Tuesday’s loss is rare setback for Cards reliever Maness

ST. LOUIS — Seth Maness’ grin says it all.

Try as he will to explain the thrill of being a key rookie reliever in a pennant race, words just don’t measure up to the gleam in his eyes.

“Oh, it’s cool,” Maness said recently, standing in front of his locker. “But when it comes game time, it’s strictly business. You’re not thinking about any of that.”

Such an ability to focus on the job at hand undoubtedly has helped Maness emerge as one of the Cardinals’ most pleasant surprises this season. Besides the rise of Matt Carpenter into an All-Star leadoff hitter, no Cardinals player has provided a more unexpected lift than the 24-year-old North Carolinian. Fellow rookie lefty Kevin Siegrist is close, but by his arrival Maness had been in St. Louis for more than a month.

Maness, 24, and Carlos Martinez were the first rookies called on to bolster a pitching staff sagging under the struggles of Mitchell Boggs and Marc Rzepczynski. That was late April. While most of the rookie pitchers spent the summer shuttling between the minors and majors, Maness has remained with the Cardinals since he arrived.

He allowed a run in only one of his first 10 outings and gained a reputation for throwing strikes, working quickly and inducing double-play grounders. He ranks first among NL relievers in inducing both ground balls (87.6 percent) and double plays (14) and is fourth in allowing inherited runners to score (7 of 45, 15.6 percent). He also is averaging less than two walks per nine innings and leads Cardinals relievers with five wins.

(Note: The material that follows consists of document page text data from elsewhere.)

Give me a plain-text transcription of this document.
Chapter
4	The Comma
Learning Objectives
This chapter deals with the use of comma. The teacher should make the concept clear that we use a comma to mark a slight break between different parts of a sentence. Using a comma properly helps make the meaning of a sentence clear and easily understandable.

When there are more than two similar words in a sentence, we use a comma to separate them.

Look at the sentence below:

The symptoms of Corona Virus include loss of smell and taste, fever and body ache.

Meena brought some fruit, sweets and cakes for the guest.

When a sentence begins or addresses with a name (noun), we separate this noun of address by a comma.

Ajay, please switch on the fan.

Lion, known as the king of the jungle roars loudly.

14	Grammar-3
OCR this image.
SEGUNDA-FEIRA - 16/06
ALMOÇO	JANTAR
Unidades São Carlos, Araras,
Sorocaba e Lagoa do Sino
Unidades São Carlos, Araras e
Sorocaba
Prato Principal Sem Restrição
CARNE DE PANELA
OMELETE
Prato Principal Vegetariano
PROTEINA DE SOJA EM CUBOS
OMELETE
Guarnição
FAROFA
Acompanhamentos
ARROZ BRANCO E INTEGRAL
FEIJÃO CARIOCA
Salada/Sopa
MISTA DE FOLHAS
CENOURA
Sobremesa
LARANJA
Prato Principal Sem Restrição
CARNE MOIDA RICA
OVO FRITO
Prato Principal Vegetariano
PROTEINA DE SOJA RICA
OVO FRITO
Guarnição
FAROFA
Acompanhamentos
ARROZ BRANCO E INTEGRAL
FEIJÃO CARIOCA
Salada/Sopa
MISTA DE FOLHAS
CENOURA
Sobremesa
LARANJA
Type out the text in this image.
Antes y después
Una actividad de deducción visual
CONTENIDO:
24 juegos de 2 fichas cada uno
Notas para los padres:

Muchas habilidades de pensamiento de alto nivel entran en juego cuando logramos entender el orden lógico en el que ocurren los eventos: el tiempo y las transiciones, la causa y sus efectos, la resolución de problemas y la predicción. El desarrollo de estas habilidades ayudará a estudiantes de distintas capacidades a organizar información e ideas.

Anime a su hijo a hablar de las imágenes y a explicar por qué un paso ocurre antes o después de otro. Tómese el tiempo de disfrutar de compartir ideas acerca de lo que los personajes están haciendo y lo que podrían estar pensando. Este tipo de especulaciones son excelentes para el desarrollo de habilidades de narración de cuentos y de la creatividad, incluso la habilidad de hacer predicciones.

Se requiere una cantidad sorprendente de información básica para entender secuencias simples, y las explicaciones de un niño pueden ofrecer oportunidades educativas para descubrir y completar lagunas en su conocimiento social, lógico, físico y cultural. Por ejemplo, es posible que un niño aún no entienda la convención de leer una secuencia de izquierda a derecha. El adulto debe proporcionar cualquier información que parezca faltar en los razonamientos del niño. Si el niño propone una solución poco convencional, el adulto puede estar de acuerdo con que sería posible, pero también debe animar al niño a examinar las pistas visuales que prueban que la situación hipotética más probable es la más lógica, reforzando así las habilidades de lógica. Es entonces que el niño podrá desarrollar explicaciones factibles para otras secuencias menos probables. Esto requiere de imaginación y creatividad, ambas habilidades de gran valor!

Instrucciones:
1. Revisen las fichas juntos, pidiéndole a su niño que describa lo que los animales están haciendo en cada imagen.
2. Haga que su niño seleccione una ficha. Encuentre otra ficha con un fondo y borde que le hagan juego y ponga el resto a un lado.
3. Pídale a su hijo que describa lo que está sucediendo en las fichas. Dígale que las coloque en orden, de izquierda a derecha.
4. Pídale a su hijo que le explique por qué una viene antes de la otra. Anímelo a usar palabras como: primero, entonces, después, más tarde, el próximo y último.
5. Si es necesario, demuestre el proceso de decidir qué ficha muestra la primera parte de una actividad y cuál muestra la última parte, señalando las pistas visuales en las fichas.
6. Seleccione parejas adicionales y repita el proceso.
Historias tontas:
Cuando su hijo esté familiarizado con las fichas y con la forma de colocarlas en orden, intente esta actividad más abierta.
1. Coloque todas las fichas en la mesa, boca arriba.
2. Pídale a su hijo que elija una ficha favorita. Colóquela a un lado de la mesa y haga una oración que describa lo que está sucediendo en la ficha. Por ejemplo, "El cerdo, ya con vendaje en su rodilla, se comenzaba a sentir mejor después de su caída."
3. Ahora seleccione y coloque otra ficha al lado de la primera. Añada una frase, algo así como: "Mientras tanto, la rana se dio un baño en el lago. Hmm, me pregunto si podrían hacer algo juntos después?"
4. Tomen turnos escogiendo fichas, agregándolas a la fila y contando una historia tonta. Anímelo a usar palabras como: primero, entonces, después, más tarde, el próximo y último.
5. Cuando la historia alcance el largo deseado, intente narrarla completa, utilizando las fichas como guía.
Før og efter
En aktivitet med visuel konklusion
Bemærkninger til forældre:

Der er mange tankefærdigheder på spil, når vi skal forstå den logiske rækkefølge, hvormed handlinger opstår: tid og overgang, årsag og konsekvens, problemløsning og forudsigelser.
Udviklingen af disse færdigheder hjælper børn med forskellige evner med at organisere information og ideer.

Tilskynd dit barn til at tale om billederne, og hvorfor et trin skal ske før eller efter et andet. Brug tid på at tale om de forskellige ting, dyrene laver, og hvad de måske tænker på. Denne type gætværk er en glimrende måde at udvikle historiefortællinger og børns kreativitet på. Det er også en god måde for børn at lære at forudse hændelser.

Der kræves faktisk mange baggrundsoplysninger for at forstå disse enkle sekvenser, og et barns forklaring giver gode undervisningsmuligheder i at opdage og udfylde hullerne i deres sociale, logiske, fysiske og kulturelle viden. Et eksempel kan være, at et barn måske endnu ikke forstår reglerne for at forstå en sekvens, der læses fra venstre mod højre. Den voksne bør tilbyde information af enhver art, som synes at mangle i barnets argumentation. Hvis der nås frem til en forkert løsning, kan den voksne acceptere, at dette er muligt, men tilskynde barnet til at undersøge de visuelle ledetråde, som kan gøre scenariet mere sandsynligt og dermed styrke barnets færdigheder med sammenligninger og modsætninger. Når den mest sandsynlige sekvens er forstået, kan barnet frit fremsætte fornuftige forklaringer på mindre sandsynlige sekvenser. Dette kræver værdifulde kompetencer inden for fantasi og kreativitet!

He has steadily earned more and more trust from manager Mike Matheny to the point that Maness was summoned for eighth-inning duty recently when Trevor Rosenthal was unavailable.

Strictly a starter in his previous two seasons, Maness was named the organization’s minor league pitcher of the year after going 11-3 and helping Springfield win the 2012 Southern League championship. He fared fine in four spring training appearances but, with veterans such as Boggs and Rzepczynski guaranteed roster spots, Maness had little chance of starting the season in the majors.

But after making four starts for Memphis, he was called up to work out of the bullpen, a role with which he had little experience.  

“From a starter’s perspective, you see relievers and you take a lot for granted,” Maness said. “I have a lot more respect now for what relievers do.”

For one reason, he has learned how quickly a good roll can end. Maness gave up only one run in the 16 innings he worked in August, and it proved to be meaningless in an 8-6 win. He entered September with a 2.09 ERA in 51 1/3 innings.

But called on in the seventh inning of a scoreless game Tuesday night, Maness was tagged with the loss in a 1-0 setback to the Reds after he gave up a leadoff single, stolen base and double. This was a rare night when his tendency to allow hits (59 in 53 2/3 innings) cost him and his team. He acknowledged the shortcoming in his game last week.

“It hasn’t been easy grinding it out. I give up a lot of hits,” he said. “I’m still trying to learn how to get it done.”

The stolen base hurt him against Cincinnati as much as the hits. With minor league stolen base king Billy Hamilton pinch-running after Ryan Ludwick’s leadoff single, Maness threw over to first three times.

Undeterred, Hamilton still took off on the first pitch and beat a wide throw to second by Yadier Molina. After Todd Frazier was unable to get down a sacrifice, he stroked a two-strike double to left that easily scored Hamilton. After the game, Hamilton told reporters that he could sense nervousness in Maness’ repeated throws to first.

The loss continued another poor trip by the Cardinals, now 8-14 on the road since the All-Star break. That it took till September for Maness to suffer just his second loss, in 55 outings, should help him handle the disappointment. A little.

As he said last week, the pressure to perform has lessened, but it’s still lurking.

 “I feel a little bit more stress off my back, but it’s still intense,” Maness says. “I wouldn’t say that comfort level is fully there. I’m still just learning.”

He isn’t close to taking his place in the majors for granted, either. Though Maness would like another opportunity to start someday, for now he’s taking the right approach.

Asked what he would like to be doing in two years, he says, “Still playing. That’s about it.”

You can see that he means it by the gleam in his eyes.